Given this new exposure, the entity is faced with a decision: remain exposed to this new risk or hedge it. Tactically, the borrower could liquidate the old swap and replace it with a new one. With the intention of fully hedging the benchmark exposure, the notional amount of the new swap would remain unchanged from the original, but the multiplier on LIBOR on the variable leg of the swap would be raised to 79.0%.
One possible impediment to this course might arise if, as of the intended liquidation date, the original swap had a liability value. In that case, early termination would require making a cash settlement, which, depending on the size, could be problematic. Some entities might try to obviate this cash requirement by structuring the replacement swap with an off-market swap with the same starting liability value. With this strategy, the entity is exchanging one liability for another of the same value, so the adverse cash flow is avoided. While this strategy works, economically, starting a hedge relationship with an off-market derivative complicates the effort to qualify for hedge accounting.
Entities operating under GASB rules face a second consideration. That is, under GASB, any termination of a derivative position automatically triggers an immediate reclassification of the deferred cash flows to current income. Not so for FASB reporting entities. Under FASB rules, as long as the hedged item that was defined in the hedge documentation is still expected to arise (or, more technically, if we cannot conclude that those forecasted cash flow won’t occur), the reclassifications proceed on the basis of the originally planned reclassification schedule.
Rather than replacing the original swap and entering into a new one, a better approach would be to keep the original swap but add a second one, along with new documentation (under FASB) for this second hedge relationship. In this case, the notional of the swap would replicate the notional of the original swap, but the variable leg of this new swap would be 14.0% × LIBOR. With this structure in place, the effective interest will reflect a blend of the original swap’s fixed rate and the fixed rate of the new swap.

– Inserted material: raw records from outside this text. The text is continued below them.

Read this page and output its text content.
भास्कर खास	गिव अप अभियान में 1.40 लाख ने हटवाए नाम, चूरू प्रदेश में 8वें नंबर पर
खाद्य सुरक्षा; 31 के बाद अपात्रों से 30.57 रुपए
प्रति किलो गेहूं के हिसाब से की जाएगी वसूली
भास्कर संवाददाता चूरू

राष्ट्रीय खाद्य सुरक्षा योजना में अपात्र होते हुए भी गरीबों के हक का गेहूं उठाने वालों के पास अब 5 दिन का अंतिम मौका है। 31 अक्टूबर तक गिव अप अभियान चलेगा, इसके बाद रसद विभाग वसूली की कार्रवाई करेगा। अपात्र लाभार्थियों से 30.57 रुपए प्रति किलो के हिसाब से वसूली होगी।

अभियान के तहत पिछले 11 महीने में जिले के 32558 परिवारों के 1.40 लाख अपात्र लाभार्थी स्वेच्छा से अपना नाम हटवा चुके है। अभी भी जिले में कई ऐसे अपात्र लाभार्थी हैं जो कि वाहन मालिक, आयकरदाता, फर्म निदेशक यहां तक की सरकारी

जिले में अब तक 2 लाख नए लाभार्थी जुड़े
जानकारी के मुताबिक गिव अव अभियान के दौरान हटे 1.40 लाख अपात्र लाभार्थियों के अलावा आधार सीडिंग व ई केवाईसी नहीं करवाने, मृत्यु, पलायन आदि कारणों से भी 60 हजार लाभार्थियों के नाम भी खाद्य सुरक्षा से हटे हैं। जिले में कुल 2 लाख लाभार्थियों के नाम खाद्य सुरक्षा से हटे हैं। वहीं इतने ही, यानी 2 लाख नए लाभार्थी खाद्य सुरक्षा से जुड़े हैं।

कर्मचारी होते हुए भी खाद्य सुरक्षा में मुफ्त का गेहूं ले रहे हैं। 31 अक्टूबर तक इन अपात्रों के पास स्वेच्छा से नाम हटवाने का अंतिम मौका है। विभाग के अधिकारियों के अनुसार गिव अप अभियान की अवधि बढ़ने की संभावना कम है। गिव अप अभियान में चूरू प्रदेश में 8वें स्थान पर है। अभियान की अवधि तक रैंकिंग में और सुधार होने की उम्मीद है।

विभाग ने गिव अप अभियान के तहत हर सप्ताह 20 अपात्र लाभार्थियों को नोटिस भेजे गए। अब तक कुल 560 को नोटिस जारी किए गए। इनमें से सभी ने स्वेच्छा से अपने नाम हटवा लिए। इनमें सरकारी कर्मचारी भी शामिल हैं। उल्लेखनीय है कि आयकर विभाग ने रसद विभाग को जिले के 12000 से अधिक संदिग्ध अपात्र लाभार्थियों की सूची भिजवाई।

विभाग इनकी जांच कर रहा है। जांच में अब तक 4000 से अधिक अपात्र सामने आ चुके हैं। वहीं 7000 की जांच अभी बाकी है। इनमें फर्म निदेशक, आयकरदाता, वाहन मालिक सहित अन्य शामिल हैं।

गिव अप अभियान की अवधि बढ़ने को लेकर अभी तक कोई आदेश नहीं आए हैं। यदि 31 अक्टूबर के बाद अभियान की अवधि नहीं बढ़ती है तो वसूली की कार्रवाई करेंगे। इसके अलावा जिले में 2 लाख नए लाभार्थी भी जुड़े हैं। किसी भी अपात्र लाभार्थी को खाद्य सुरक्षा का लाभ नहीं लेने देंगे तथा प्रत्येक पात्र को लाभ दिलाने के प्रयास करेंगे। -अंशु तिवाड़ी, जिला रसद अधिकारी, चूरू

Both swaps, together, would cover the entirety of the benchmark rate exposure, and hedge accounting would be applied to each.
Even with this alternative course of action, GASB-reporting entities might not be entirely out of the woods. Their standard leaves some room for interpretation, whereby the change in facts and circumstances could force the early reclassification of the deferred cash flow amounts. Even worse, hedge accounting could be denied going forward for either swap. Under GASB, it appears that there’s some prospect that you’re damned if you do, and damned if you don’t, regardless of how you respond to the changes in the calculation of interest charge.